Our Lady in the Graveyard
The monks labored in the woods and fields. When they returned to the monastery, they received with thankfulness what was given them to eat - a pound of coarse brown bread and pottage made of beech-leaves. Their beds were straw, their pillow a sack of oat hulls. After some hours rest they rose again at midnight to sing the praises of the Lord.
Such was the pious life of these monks of the Blessed Virgin, Whom they honored with their lives. Many men of royal and noble ancestry flocked to the monasteries. One young lord of very high birth, having taken the habit of Citeaux, was sent to drive a troop of swine every day under the oaks of a neighboring forest. Here the pigs would eat acorns and beech nuts.

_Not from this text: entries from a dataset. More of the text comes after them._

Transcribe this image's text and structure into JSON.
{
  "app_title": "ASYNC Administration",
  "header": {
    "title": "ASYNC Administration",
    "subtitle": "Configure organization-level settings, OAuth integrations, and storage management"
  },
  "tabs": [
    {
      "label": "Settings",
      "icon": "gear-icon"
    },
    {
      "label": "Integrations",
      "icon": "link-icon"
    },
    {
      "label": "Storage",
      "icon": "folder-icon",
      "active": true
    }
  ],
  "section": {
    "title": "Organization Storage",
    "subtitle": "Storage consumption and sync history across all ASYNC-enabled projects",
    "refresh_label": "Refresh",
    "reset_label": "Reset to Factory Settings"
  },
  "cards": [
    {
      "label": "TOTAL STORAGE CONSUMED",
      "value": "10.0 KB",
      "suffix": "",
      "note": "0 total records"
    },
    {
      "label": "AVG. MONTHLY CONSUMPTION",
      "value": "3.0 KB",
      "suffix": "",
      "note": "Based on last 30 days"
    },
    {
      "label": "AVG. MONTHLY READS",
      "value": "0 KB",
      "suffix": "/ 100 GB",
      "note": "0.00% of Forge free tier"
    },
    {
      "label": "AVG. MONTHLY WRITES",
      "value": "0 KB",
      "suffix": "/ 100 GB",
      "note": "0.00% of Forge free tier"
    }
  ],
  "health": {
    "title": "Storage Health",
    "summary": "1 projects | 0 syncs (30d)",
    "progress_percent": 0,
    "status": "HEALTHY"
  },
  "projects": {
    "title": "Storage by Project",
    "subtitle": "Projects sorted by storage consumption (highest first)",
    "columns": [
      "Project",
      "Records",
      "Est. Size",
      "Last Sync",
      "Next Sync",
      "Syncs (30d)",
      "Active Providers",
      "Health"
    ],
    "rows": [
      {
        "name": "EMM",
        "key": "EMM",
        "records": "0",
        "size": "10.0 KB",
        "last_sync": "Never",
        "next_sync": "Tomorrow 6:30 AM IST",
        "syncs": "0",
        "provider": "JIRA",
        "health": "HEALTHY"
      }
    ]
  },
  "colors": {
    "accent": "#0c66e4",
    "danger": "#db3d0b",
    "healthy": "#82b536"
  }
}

One day, when the novice was not engaged in prayer, he heard the voice of satan, the father of pride. The devil whispered his temptation into the novice’s mind, saying that it was a very strange occupation for the son of a powerful baron to be tending to swine. The young nobleman, up until now so pious, bit his lips. The thought struck him hard. He had not recognized it as satan, but only as a thought which occurred to him.
When evening came he returned to the monastery as usual, and withdrew to the chapel. Anyone seeing him kneel before Our Lady’s altar, deep in meditation, would have said: “There is a saint whose thoughts are in Heaven.” Yet, sadly, his thoughts had not taken so lofty a flight, for he was thinking of his father’s castle and contemplating thoughts of running away.
“It is very dark tonight,” the novice said to himself, as he looked out beyond the porch of the chapel, “the wind is blowing a tempest. It is the right time to make my escape. . . . Take care of swine indeed! I shall leave! The son of one of the first lords of the court - it is disgraceful!” . . . He quickly arose and walked with a resolute step to the door - never to return.
As he was heading towards the threshold of the doorway, his determined step stopped abruptly. There was someone standing right before him! At first he thought he was dreaming, but he realized that he wasn’t. There at the end of the chapel stood a woman as beautiful as an angel, and majestic as a queen. With a gracious wave of her hand and a smile of compassionate pity, she beckoned him to follow her. Without a thought, the novice instinctively obeyed.
The unknown lady went toward the cemetery. The moon, half hidden by thick clouds, was tinged with a strange light. The large pines, moving gloomily in the wind, seemed to moan over the dead, and the night birds mingled their mournful cries with the whining gusts of the storm. An icy tremor ran through the young monk’s limbs.
Entering the cemetery, the calm and radiant guide stopped. She stretched out her hand over the ground. Before his eyes, the novice watched the grassy coverings of the tombs slowly open and the dead arose from their graves, cold and pale in their winding sheets. Overcome by such a sight, the novice began to faint from fear. The unknown lady, eyeing him with tender compassion said in a sweet, yet penetrating voice:
“Yet a little while, and you will be as these dead! Where would you wish to go, and what are you thinking of? You desire the fleeting glory of the world, which ends like this?”
He was seeing with his own eyes what awaited for him at his death. How many other great young noblemen, even kings, were now lying in the grave. Where now was all of their greatness and their worldly glory?
As she said these words the Blessed Virgin, for it was She who had come to warn the monk, disappeared and the graves closed again. After this unforgettable lesson, the young novice never again wanted to leave the monastery and he became a model of virtue and humility.